For Kao Nou Moua, research is about storytelling. The Augsburg assistant professor of social work spent a year gathering stories from Hmong business owners and entrepreneurs to find trends in their experiences and to help public and financial agencies better serve the Hmong business community. After presenting this research at the first-ever national HMong Economic Advancement, Research, and Equity (HERE) Conference late last year, Moua reflects on what she’s learned and what she’s planning to study next.
Q: Tell us about your latest research, the HMong Economic Advancement and Capacity Building Research Project.
A: For that particular project, I worked with a national organization based in Eau Claire, Wisconsin, called HMong American Leadership and Economic Development (HALED). While working at a different institution, I had started to build relationships with people in Eau Claire, particularly in the Hmong community there. They were really interested in looking at economic development among Hmong Americans and trying to understand the barriers to becoming a business owner based on the different organizations, agencies, and financial institutions that were supporting entrepreneurs.
We had all of these anecdotal stories about Hmong business owners not being able to access services, but there wasn’t really any research. Being in the world that we are in, in terms of needing research or data to support these stories, we wanted to be really mindful of being able to go to lawmakers and policymakers and say, “These are the barriers that people are experiencing, and these are the actual numbers of people who are experiencing these things.” And so, that’s what we did. My research partners and I secured a grant from the state of Wisconsin to do this economic project. By that time, I had transitioned to Augsburg, so I hired a social work student to work with me, to mentor them in the social work research process. I was working with students at the University of Wisconsin–Eau Claire as well.

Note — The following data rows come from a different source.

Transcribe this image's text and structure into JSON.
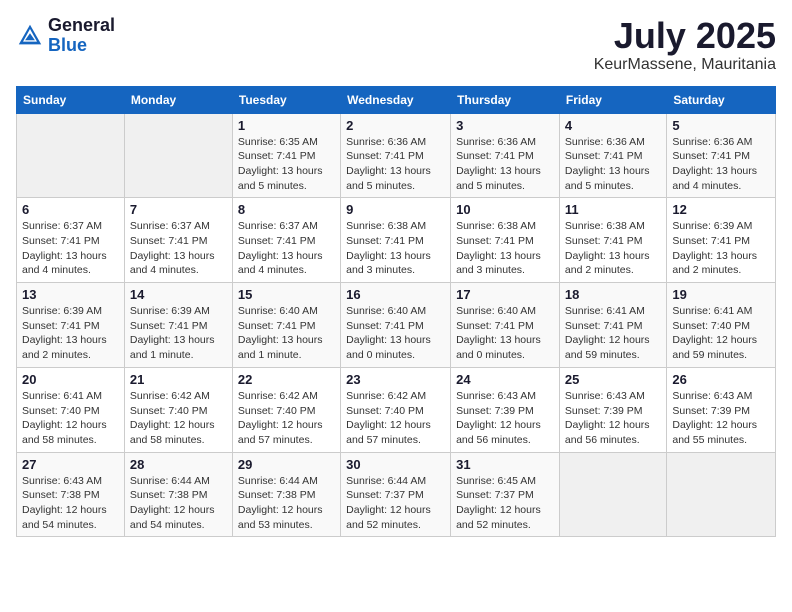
{
  "logo": {
    "general": "General",
    "blue": "Blue"
  },
  "header": {
    "month": "July 2025",
    "location": "KeurMassene, Mauritania"
  },
  "weekdays": [
    "Sunday",
    "Monday",
    "Tuesday",
    "Wednesday",
    "Thursday",
    "Friday",
    "Saturday"
  ],
  "weeks": [
    [
      {
        "day": "",
        "sunrise": "",
        "sunset": "",
        "daylight": ""
      },
      {
        "day": "",
        "sunrise": "",
        "sunset": "",
        "daylight": ""
      },
      {
        "day": "1",
        "sunrise": "Sunrise: 6:35 AM",
        "sunset": "Sunset: 7:41 PM",
        "daylight": "Daylight: 13 hours and 5 minutes."
      },
      {
        "day": "2",
        "sunrise": "Sunrise: 6:36 AM",
        "sunset": "Sunset: 7:41 PM",
        "daylight": "Daylight: 13 hours and 5 minutes."
      },
      {
        "day": "3",
        "sunrise": "Sunrise: 6:36 AM",
        "sunset": "Sunset: 7:41 PM",
        "daylight": "Daylight: 13 hours and 5 minutes."
      },
      {
        "day": "4",
        "sunrise": "Sunrise: 6:36 AM",
        "sunset": "Sunset: 7:41 PM",
        "daylight": "Daylight: 13 hours and 5 minutes."
      },
      {
        "day": "5",
        "sunrise": "Sunrise: 6:36 AM",
        "sunset": "Sunset: 7:41 PM",
        "daylight": "Daylight: 13 hours and 4 minutes."
      }
    ],
    [
      {
        "day": "6",
        "sunrise": "Sunrise: 6:37 AM",
        "sunset": "Sunset: 7:41 PM",
        "daylight": "Daylight: 13 hours and 4 minutes."
      },
      {
        "day": "7",
        "sunrise": "Sunrise: 6:37 AM",
        "sunset": "Sunset: 7:41 PM",
        "daylight": "Daylight: 13 hours and 4 minutes."
      },
      {
        "day": "8",
        "sunrise": "Sunrise: 6:37 AM",
        "sunset": "Sunset: 7:41 PM",
        "daylight": "Daylight: 13 hours and 4 minutes."
      },
      {
        "day": "9",
        "sunrise": "Sunrise: 6:38 AM",
        "sunset": "Sunset: 7:41 PM",
        "daylight": "Daylight: 13 hours and 3 minutes."
      },
      {
        "day": "10",
        "sunrise": "Sunrise: 6:38 AM",
        "sunset": "Sunset: 7:41 PM",
        "daylight": "Daylight: 13 hours and 3 minutes."
      },
      {
        "day": "11",
        "sunrise": "Sunrise: 6:38 AM",
        "sunset": "Sunset: 7:41 PM",
        "daylight": "Daylight: 13 hours and 2 minutes."
      },
      {
        "day": "12",
        "sunrise": "Sunrise: 6:39 AM",
        "sunset": "Sunset: 7:41 PM",
        "daylight": "Daylight: 13 hours and 2 minutes."
      }
    ],
    [
      {
        "day": "13",
        "sunrise": "Sunrise: 6:39 AM",
        "sunset": "Sunset: 7:41 PM",
        "daylight": "Daylight: 13 hours and 2 minutes."
      },
      {
        "day": "14",
        "sunrise": "Sunrise: 6:39 AM",
        "sunset": "Sunset: 7:41 PM",
        "daylight": "Daylight: 13 hours and 1 minute."
      },
      {
        "day": "15",
        "sunrise": "Sunrise: 6:40 AM",
        "sunset": "Sunset: 7:41 PM",
        "daylight": "Daylight: 13 hours and 1 minute."
      },
      {
        "day": "16",
        "sunrise": "Sunrise: 6:40 AM",
        "sunset": "Sunset: 7:41 PM",
        "daylight": "Daylight: 13 hours and 0 minutes."
      },
      {
        "day": "17",
        "sunrise": "Sunrise: 6:40 AM",
        "sunset": "Sunset: 7:41 PM",
        "daylight": "Daylight: 13 hours and 0 minutes."
      },
      {
        "day": "18",
        "sunrise": "Sunrise: 6:41 AM",
        "sunset": "Sunset: 7:41 PM",
        "daylight": "Daylight: 12 hours and 59 minutes."
      },
      {
        "day": "19",
        "sunrise": "Sunrise: 6:41 AM",
        "sunset": "Sunset: 7:40 PM",
        "daylight": "Daylight: 12 hours and 59 minutes."
      }
    ],
    [
      {
        "day": "20",
        "sunrise": "Sunrise: 6:41 AM",
        "sunset": "Sunset: 7:40 PM",
        "daylight": "Daylight: 12 hours and 58 minutes."
      },
      {
        "day": "21",
        "sunrise": "Sunrise: 6:42 AM",
        "sunset": "Sunset: 7:40 PM",
        "daylight": "Daylight: 12 hours and 58 minutes."
      },
      {
        "day": "22",
        "sunrise": "Sunrise: 6:42 AM",
        "sunset": "Sunset: 7:40 PM",
        "daylight": "Daylight: 12 hours and 57 minutes."
      },
      {
        "day": "23",
        "sunrise": "Sunrise: 6:42 AM",
        "sunset": "Sunset: 7:40 PM",
        "daylight": "Daylight: 12 hours and 57 minutes."
      },
      {
        "day": "24",
        "sunrise": "Sunrise: 6:43 AM",
        "sunset": "Sunset: 7:39 PM",
        "daylight": "Daylight: 12 hours and 56 minutes."
      },
      {
        "day": "25",
        "sunrise": "Sunrise: 6:43 AM",
        "sunset": "Sunset: 7:39 PM",
        "daylight": "Daylight: 12 hours and 56 minutes."
      },
      {
        "day": "26",
        "sunrise": "Sunrise: 6:43 AM",
        "sunset": "Sunset: 7:39 PM",
        "daylight": "Daylight: 12 hours and 55 minutes."
      }
    ],
    [
      {
        "day": "27",
        "sunrise": "Sunrise: 6:43 AM",
        "sunset": "Sunset: 7:38 PM",
        "daylight": "Daylight: 12 hours and 54 minutes."
      },
      {
        "day": "28",
        "sunrise": "Sunrise: 6:44 AM",
        "sunset": "Sunset: 7:38 PM",
        "daylight": "Daylight: 12 hours and 54 minutes."
      },
      {
        "day": "29",
        "sunrise": "Sunrise: 6:44 AM",
        "sunset": "Sunset: 7:38 PM",
        "daylight": "Daylight: 12 hours and 53 minutes."
      },
      {
        "day": "30",
        "sunrise": "Sunrise: 6:44 AM",
        "sunset": "Sunset: 7:37 PM",
        "daylight": "Daylight: 12 hours and 52 minutes."
      },
      {
        "day": "31",
        "sunrise": "Sunrise: 6:45 AM",
        "sunset": "Sunset: 7:37 PM",
        "daylight": "Daylight: 12 hours and 52 minutes."
      },
      {
        "day": "",
        "sunrise": "",
        "sunset": "",
        "daylight": ""
      },
      {
        "day": "",
        "sunrise": "",
        "sunset": "",
        "daylight": ""
      }
    ]
  ]
}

We interviewed about 20 Hmong entrepreneurs in Minnesota and Wisconsin. We did focus groups with Hmong farmers, women entrepreneurs, and young people who were interested in entrepreneurship. It was a wide range. And the thing is, I’m not a businessperson. I’m a social worker. So, it was really kind of a leap for me to put my mind in this world of economic development. But my particular lens as a social worker was: “What are the barriers in organizations?” It’s always been my work to think about how we can build culturally grounded services—in this case, working with banks and state agencies and organizations.
Q: What were the results of this research?
A: The yearlong project of data collection culminated in the HERE Conference in Eau Claire last September. It was a national conference, the first of its kind, to bring together Hmong entrepreneurs, lawmakers, other business owners, and financial institutions to really think about and look at the data.
There were a couple of important findings. One was that Hmong women entrepreneurs have a very different experience than what we think of when we think about entrepreneurship. Even within the Hmong community, there are cultural barriers that exist for Hmong women entrepreneurs. That’s something we want to explore a little bit more.
Another important finding was that it wasn’t so much about having translated materials or things like that; it really was a need for a sense of belonging in those institutions so people could feel like they were welcomed. Some of the most heartbreaking stories that we heard were people sharing about how they’ve been denied multiple times (for loans) from financial institutions, but once they were able to have a white colleague come and vouch for them, then people at the bank were like, “Okay, I can trust this person because they had a white person vouch for them.” Those were some of the really hard stories.
Q: While you were conducting this research, was there anything that surprised you?
A: One thing that did surprise me, especially when we did the focus group with young people, was that they all talked about the idea of financial literacy. In high school, they learn how to balance a checkbook, but they’re like 15—they don’t have a checkbook. But now, here they are as college students, and they’re like, “I would like to learn that now.” And we had older adults who would say, “I want to learn more about investments or the stock market.” So, we learned that financial literacy is something that needs to happen multigenerationally or intergenerationally. It is something that needs to happen over time.
That was really important learning for the organization that I was working with. HALED was able to shift their programming to be multigenerational. And the great thing was that also aligned with Hmong cultural values. A lot of the community celebrations are also multigenerational. So, this programming became culturally grounded all of a sudden because we centered Hmong values in terms of learning about economic development.
Q: What comes next?
A: We got a really great response from the HERE Conference. Many lawmakers or policymakers were super interested in us coming into their individual agencies to present our data. The next phase is to continue to get more funding so that we can do more. Always in research, there’s more research to be done, and part of that is to continue to really focus on some of our key findings and really expand on them. The other part of it, for me as a social work professor, is to always think about opportunities to mentor student researchers.
And then, we did talk quite a bit about this idea that Hmong have a very entrepreneurial spirit. Because of their experience of being persecuted and having to move from country to country and having to adapt, Hmong people have learned how to be entrepreneurs and business owners. You can go to China and find Hmong people, you can go to Laos and Thailand and Vietnam, and you can go here in St. Paul. Hmong have always figured out ways to be entrepreneurs. So, I think that’s the other line of research that we want to explore—what does a history of trauma and war do to a people? How do they adapt in new spaces? Entrepreneurship is one of those ways that they’ve learned how to make sense of their lives.
This interview has been edited for length and clarity.